В тесной, извилистой улочке, втиснувшись среди других, стоял этот дом, очень узкий и очень высокий, похожий на долговязого человека, стиснутого в гуще толпы.
Вот теперь у Менестреля была наконец крыша над головой. Настоящая крыша, так что, лежа на своем соломенном тюфяке, он мог с изнанки пересчитывать все ее черепицы или любоваться другими крышами через единственное маленькое чердачное окошечко из двенадцати выпуклых стеклышек в свинцовом переплете.
Забавное это было окошечко. Сквозь каждое его отливающее радугой, пузатое стеклышко все выглядело совершенно по-разному: вытягивалось, перекашивалось, сплющивалось — так что старому Менестрелю нередко случалось через это окошко увидеть разом четыре вытянутые, похожие на дыни луны.
После этого он уже нисколько не удивлялся, когда, прохаживаясь по своему чердаку и поглядывая в окошко, замечал, что колокольня сгибается вдруг дугой, а черепичные крыши города волнообразно колышутся и на них приплясывают и кланяются друг другу длинные чумазые печные трубы.
Окошко никогда не открывалось, да в этом и надобности не было, на чердаке и без того было достаточно прохладно.

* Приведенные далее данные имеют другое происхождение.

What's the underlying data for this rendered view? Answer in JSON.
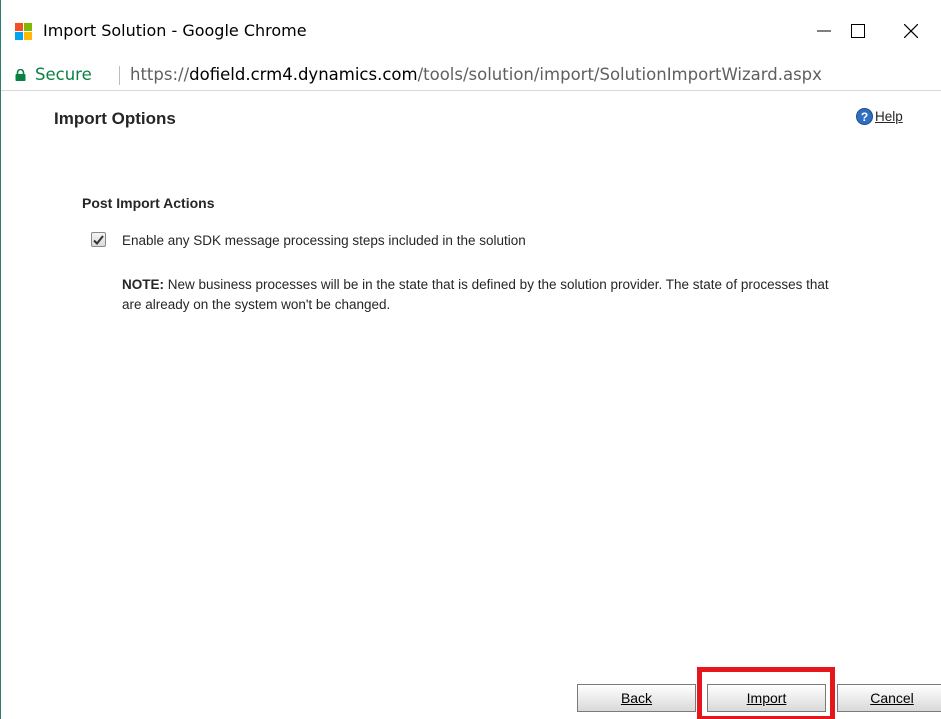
{
  "window": {
    "title": "Import Solution - Google Chrome",
    "controls": {
      "minimize": "—",
      "maximize": "☐",
      "close": "✕"
    }
  },
  "addressbar": {
    "security_label": "Secure",
    "url_scheme": "https://",
    "url_host": "dofield.crm4.dynamics.com",
    "url_path": "/tools/solution/import/SolutionImportWizard.aspx"
  },
  "page": {
    "title": "Import Options",
    "help": {
      "icon_glyph": "?",
      "label": "Help"
    }
  },
  "post_import": {
    "section_title": "Post Import Actions",
    "checkbox_label": "Enable any SDK message processing steps included in the solution",
    "checkbox_checked": true,
    "note_prefix": "NOTE:",
    "note_text": " New business processes will be in the state that is defined by the solution provider. The state of processes that are already on the system won't be changed."
  },
  "footer": {
    "back_label": "Back",
    "import_label": "Import",
    "cancel_label": "Cancel"
  },
  "colors": {
    "highlight": "#e5161c",
    "secure_green": "#0a8043",
    "help_blue": "#2e6fbf"
  }
}
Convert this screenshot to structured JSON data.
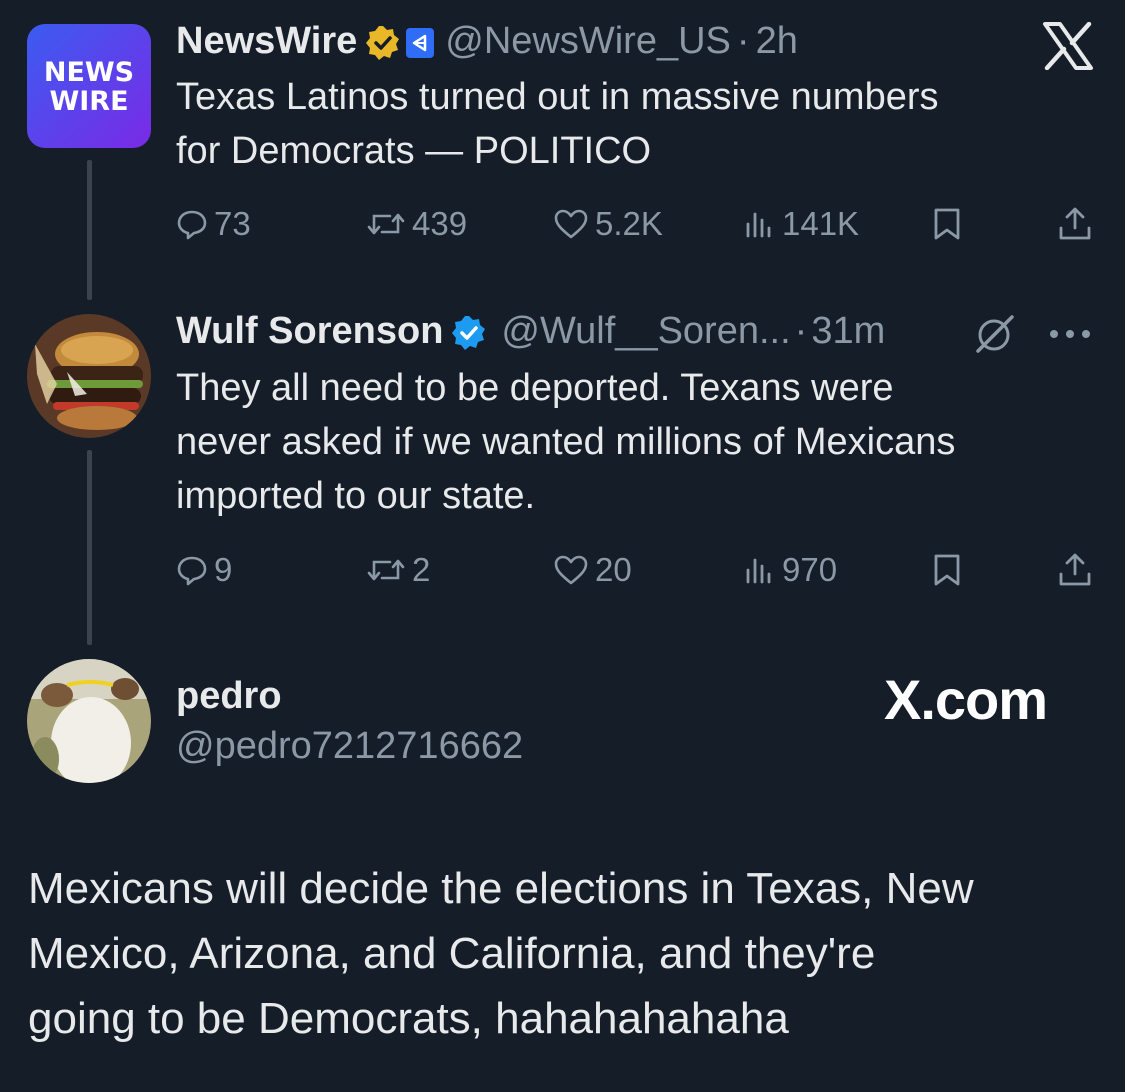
{
  "close_logo": "x-logo",
  "newswire": {
    "avatar_text_line1": "NEWS",
    "avatar_text_line2": "WIRE",
    "name": "NewsWire",
    "handle": "@NewsWire_US",
    "dot": "·",
    "time": "2h",
    "text_line1": "Texas Latinos turned out in massive numbers",
    "text_line2": "for Democrats — POLITICO",
    "replies": "73",
    "reposts": "439",
    "likes": "5.2K",
    "views": "141K"
  },
  "wulf": {
    "name": "Wulf Sorenson",
    "handle": "@Wulf__Soren...",
    "dot": "·",
    "time": "31m",
    "text_line1": "They all need to be deported. Texans were",
    "text_line2": "never asked if we wanted millions of Mexicans",
    "text_line3": "imported to our state.",
    "replies": "9",
    "reposts": "2",
    "likes": "20",
    "views": "970"
  },
  "pedro": {
    "name": "pedro",
    "handle": "@pedro7212716662",
    "site": "X.com",
    "text_line1": "Mexicans will decide the elections in Texas, New",
    "text_line2": "Mexico, Arizona, and California, and they're",
    "text_line3": "going to be Democrats, hahahahahaha"
  },
  "colors": {
    "background": "#151d28",
    "text": "#e7e9ea",
    "muted": "#8b98a5",
    "verified_blue": "#1d9bf0",
    "verified_gold": "#e8b829"
  }
}
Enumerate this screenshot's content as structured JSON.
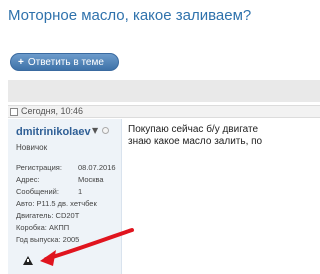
{
  "thread": {
    "title": "Моторное масло, какое заливаем?"
  },
  "toolbar": {
    "reply_label": "Ответить в теме",
    "reply_icon": "+"
  },
  "post": {
    "date": "Сегодня, 10:46",
    "body_line1": "Покупаю сейчас б/у двигате",
    "body_line2": "знаю какое масло залить, по"
  },
  "user": {
    "name": "dmitrinikolaev",
    "rank": "Новичок",
    "stats": [
      {
        "label": "Регистрация:",
        "value": "08.07.2016"
      },
      {
        "label": "Адрес:",
        "value": "Москва"
      },
      {
        "label": "Сообщений:",
        "value": "1"
      }
    ],
    "details": [
      "Авто: P11.5 дв. хетчбек",
      "Двигатель: CD20T",
      "Коробка: АКПП",
      "Год выпуска: 2005"
    ]
  },
  "colors": {
    "link": "#2f72ac",
    "button": "#4a7db3",
    "arrow": "#e0141e"
  }
}
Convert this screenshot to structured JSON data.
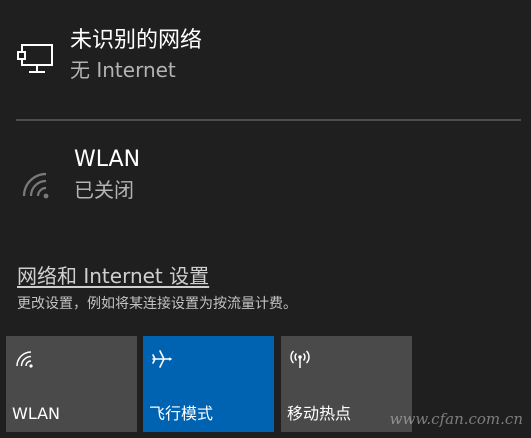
{
  "network": {
    "icon": "ethernet-monitor-icon",
    "title": "未识别的网络",
    "status": "无 Internet"
  },
  "wlan": {
    "icon": "wifi-off-icon",
    "title": "WLAN",
    "status": "已关闭"
  },
  "settings": {
    "link_label": "网络和 Internet 设置",
    "description": "更改设置，例如将某连接设置为按流量计费。"
  },
  "tiles": [
    {
      "id": "wlan",
      "icon": "wifi-icon",
      "label": "WLAN",
      "active": false,
      "color": "#4a4a4a"
    },
    {
      "id": "airplane",
      "icon": "airplane-icon",
      "label": "飞行模式",
      "active": true,
      "color": "#0063b1"
    },
    {
      "id": "hotspot",
      "icon": "mobile-hotspot-icon",
      "label": "移动热点",
      "active": false,
      "color": "#4a4a4a"
    }
  ],
  "watermark": "www.cfan.com.cn",
  "colors": {
    "background": "#1f1f1f",
    "accent": "#0063b1",
    "tile": "#4a4a4a",
    "secondary_text": "#b3b3b3"
  }
}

Скоро снег прикрыл крышу толстым пуховым одеялом, но все равно маленький очаг своим слабым огоньком напрасно старался согреть даже свои собственные кирпичи, из которых был сложен. Долгими и темными зимними ночами старый Менестрель, любуясь робкими языками огня, перебегавшими по поленьям, перебирал струны своей арфы, сочиняя строфу баллады, где воспевался буйный разгул пламени, пожирающего разбойничий замок побежденного злодея Великана, и — следом за тем восторженный гимн освобожденной Прекрасной Даме. Черными звездами сияли ее лучистые глаза. Он бросал ей под ноги пушистые заморские ковры. Зажигал целые аллеи ярких факелов, чтоб осветить ей путь! Под звуки волшебной музыки она поднималась по мраморным ступеням, усыпанным лепестками роз, — все выше, выше! Вот она уж на самом пороге его холодного чердака…
И только когда кончались дрова и очаг начинал неудержимо тускнеть и гаснуть, а арфа принималась потрескивать от мороза, он, продолжая радостно улыбаться, выпивал, торжественно прихлебывая, кубок разведенного теплого вина и поскорей ложился на шуршащий холодной соломой тюфяк, укладывал рядом с собой арфу и укрывал ее, как ребенка, своим старым меховым плащом…
В наступившей темноте он лежал с открытыми глазами. Трубы печей и очагов всего дома, пронизавшие все этажи, точно темные квадратные колонны стояли вокруг и всю долгую ночь гудели на разные голоса.
А когда всходила луна, Менестрель видел то, чего не видел ни один человек в городе: лунный свет сквозь снег, покрывавший все щели на крыше. Колдовской лунный свет сквозь чистый, играющий многоцветными звездочками снег!